In an unpretentious spot in Edsa Central at the corner of Shaw Boulevard, an experimental store quietly tested the concept: marketing to the poor.  In just the right site, Jollibee market-tested the idea of applying the quick-service-restaurant operating system to the age-old Filipino carinderia, probably as old as another cultural icon, the sari-sari store.

The pilot restaurant was called “Tio Pepe’s Karinderia.”  Within a year after that store opened, the president of Jollibee’s ChowKing operation renamed Tio Pepe to Manong Pepe.  Then Robby De la Rosa, who also ran Manong Pepe, opened two more stores.

At its annual stockholders’ meeting before the financial markets collapsed in late 2008, CEO Tony Tan Caktiong announced that Jollibee was paring down local store expansion plans because of weakening consumer demand.  But he was optimistic the company could continue growing by acquiring fast-food chains in China, which he would make more profitable not by re branding to Jollibee but by improving efficiencies.

Subsequently, De la Rosa announced that Manong Pepe was opening nine more stores, bringing the number to 12.  “We are top of mind among call-center employees, vendors, and jeepney drivers,” De la Rosa said, indicating core markets at the base of the pyramid.


Soft underbelly

Tan Caktiong says low-priced Filipino food is the largest segment in the eating-outside-the-home market, but only one of five Filipinos can afford the food served in over 1,500 outlets of the Jollibee group, which include ChowKing, Greenwich, and Red Ribbon.  Manong Pepe was to target customers across the broad socioeconomic class D, to which most of the once-lucrative class C customers slid down after losing purchasing power.

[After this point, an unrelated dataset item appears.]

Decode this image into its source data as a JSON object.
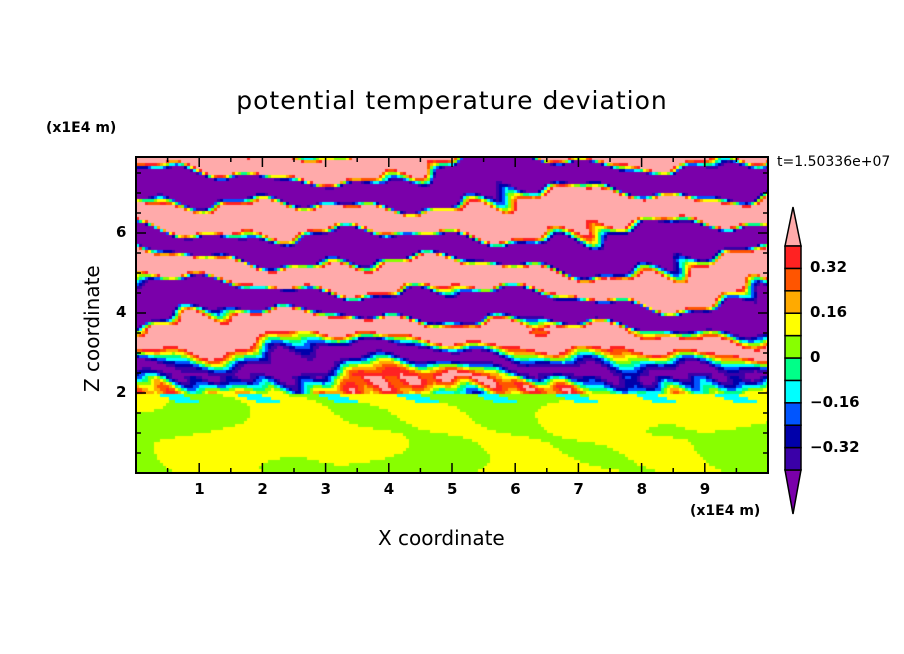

And so it was with some trepidation that the market received the announcement that Jollibee was shutting down its Manong Pepe stores in a so-called business rationalization move after acquiring the “Mand Inasal” chicken chain, which also targets the mass market, a segment apparently being served adequately by Jollibee's aggressive “Value Meals” promotion.

As more customers trickle down to the base of the pyramid, two iconic Philippine brands are adopting diametrically opposed strategies to sustain momentum.  The jury is still out on the results of Goldilocks' bold foray into the upscale market.  It is a family-owned business that is not traded in the stock market, so it is not required by law to submit public reports to shareholders.

With its quick exit from the Manong Pepe market, Jollibee is displaying the adroitness and dexterity of its entrepreneurial roots.  It does not become enamored of any strategy: The best strategy is what works best in the market, regardless of theory.  That is why it is so successful.